Помещение магазина, точнее говоря, мастерской «У золотых часов» было не особенно обширным. Находилась мастерская на центральной улице города, вблизи муниципалитета. Петер Хинтц, ее владелец, был тщедушный человечек, сутулый, с сильно поредевшими белесыми волосами, в очках с железной оправой, сквозь стекла которых испуганно смотрели на мир его голубые выцветшие глаза. У него была репутация самого исполнительного часовщика в городе, он чинил любые часы, с ним было очень легко договориться о сроке. Если, например, он обещал, что заказ будет выполнен к пятнадцати часам в субботу, можно было не сомневаться, он это выполнит неукоснительно. О качестве и говорить нечего. Но прежде всего он был известен в городе как непревзойденный золотых дел мастер. Кольца, браслеты, серьги, цепочки его работы были превосходны. С утра до ночи один, без помощника, он сидел, склонившись над рабочим столом, с лупой в глазу. Он колдовал в пустой мастерской, молчаливый, с головой погруженный в свое занятие.
Когда колокольчик над дверью издавал тихий звон, извещая о приходе заказчика, Хинтц мельком кидал взгляд на посетителя и продолжал заниматься своим делом, будто никто его и не потревожил. Ни на минуту не отрываясь от работы, он немного погодя спрашивал:
— Чем могу служить?
Человек объяснял, что привело его в мастерскую, и протягивал часы.
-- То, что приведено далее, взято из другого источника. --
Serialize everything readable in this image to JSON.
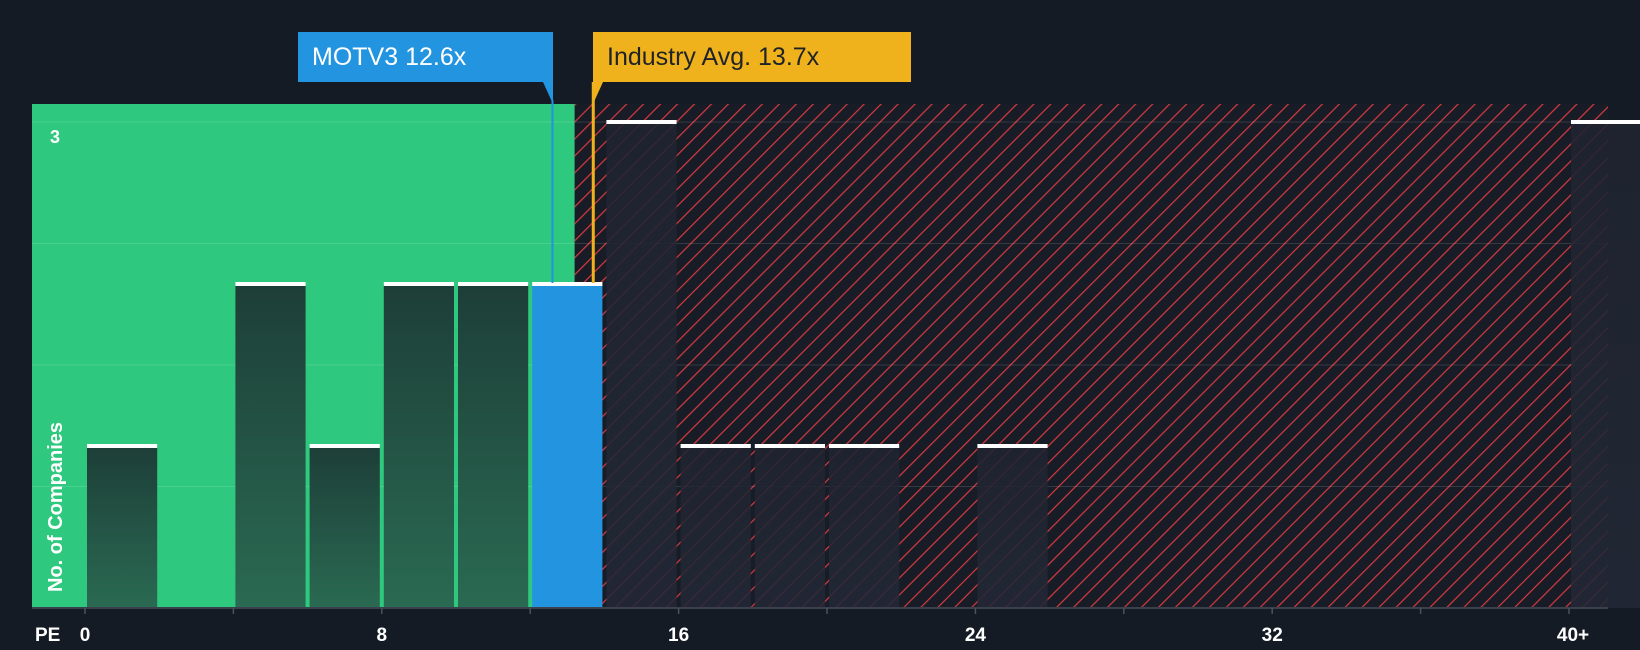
{
  "colors": {
    "background": "#151b24",
    "fair_zone": "#2ec97e",
    "overvalued_zone": "#e0393e",
    "bar_fill_dark": "#1f3d36",
    "bar_fill_company": "#2394e0",
    "company_accent": "#2394e0",
    "industry_accent": "#f0b21c",
    "bar_top": "#ffffff"
  },
  "callouts": {
    "company": "MOTV3 12.6x",
    "industry": "Industry Avg. 13.7x"
  },
  "chart_data": {
    "type": "bar",
    "title": "",
    "xlabel": "PE",
    "ylabel": "No. of Companies",
    "x_ticks": [
      "0",
      "8",
      "16",
      "24",
      "32",
      "40+"
    ],
    "x_tick_values": [
      0,
      8,
      16,
      24,
      32,
      40
    ],
    "y_tick_labels": [
      "3"
    ],
    "ylim": [
      0,
      3
    ],
    "xlim": [
      -1.5,
      41
    ],
    "bin_width": 2,
    "bins": [
      {
        "start": 0,
        "count": 1
      },
      {
        "start": 4,
        "count": 2
      },
      {
        "start": 6,
        "count": 1
      },
      {
        "start": 8,
        "count": 2
      },
      {
        "start": 10,
        "count": 2
      },
      {
        "start": 12,
        "count": 2,
        "highlight": true
      },
      {
        "start": 14,
        "count": 3
      },
      {
        "start": 16,
        "count": 1
      },
      {
        "start": 18,
        "count": 1
      },
      {
        "start": 20,
        "count": 1
      },
      {
        "start": 24,
        "count": 1
      },
      {
        "start": 40,
        "count": 3
      }
    ],
    "company_value": 12.6,
    "industry_avg": 13.7,
    "fair_zone_end": 13.2
  }
}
Хинтц рассматривал их, подставив под абажур из черной бумаги, открывал крышку, изучал их металлические внутренности, потом называл срок изготовления и стоимость ремонта. Что касалось оплаты, то тут он был непреклонен, уговорить его на другую сумму ни одному заказчику не удавалось. Сколько он назначил, столько, значит, и стоила работа. Гарантийный ремонт. Кому дорого, пусть идет в другое место. Он и так перегружен и к тому же работает без помощника.
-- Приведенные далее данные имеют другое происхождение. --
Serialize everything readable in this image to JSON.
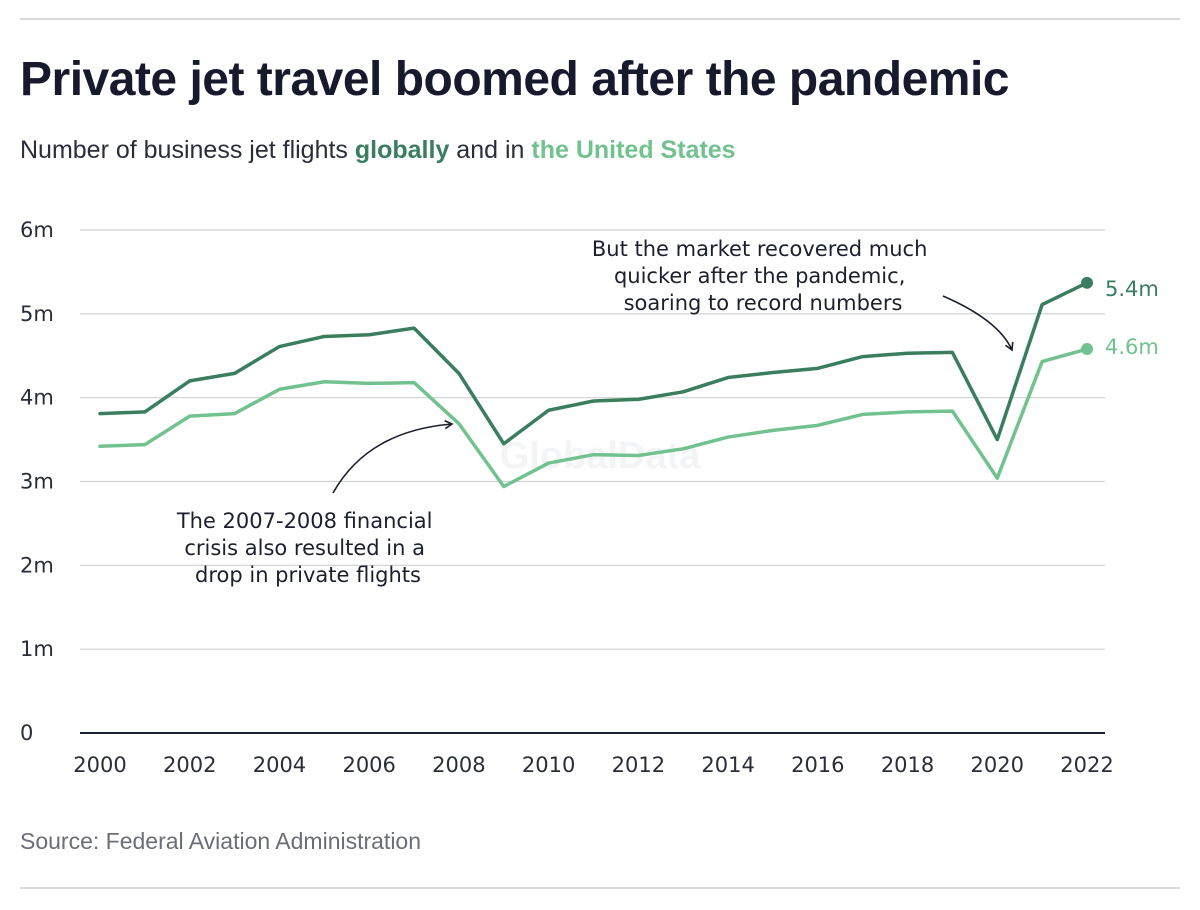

Было у него еще одно любимое занятие — ухаживать за красавицей канарейкой; птица сидела в клетке, прикрепленной крюком к стене, на которой тикало множество стенных часов с маятниками, исправно и одновременно отбивавших каждые полчаса. Канарейку несколько месяцев назад подарил ему подполковник фон Клаузинг, и Петер Хинтц считал, что эта птица приносит счастье. Не только потому, что теперь, когда в его маленьком магазинчике весело распевала эта прелестная пташка, число клиентов вроде бы возросло, но главным образом потому, что именно с того дня господин Клаузинг почти каждый день оказывал ему честь своим посещением, справлялся о том, как идут у него дела, как здоровье, а на самом деле интересовался мадемуазель Лиззи, учительницей немецкого языка в женской гимназии.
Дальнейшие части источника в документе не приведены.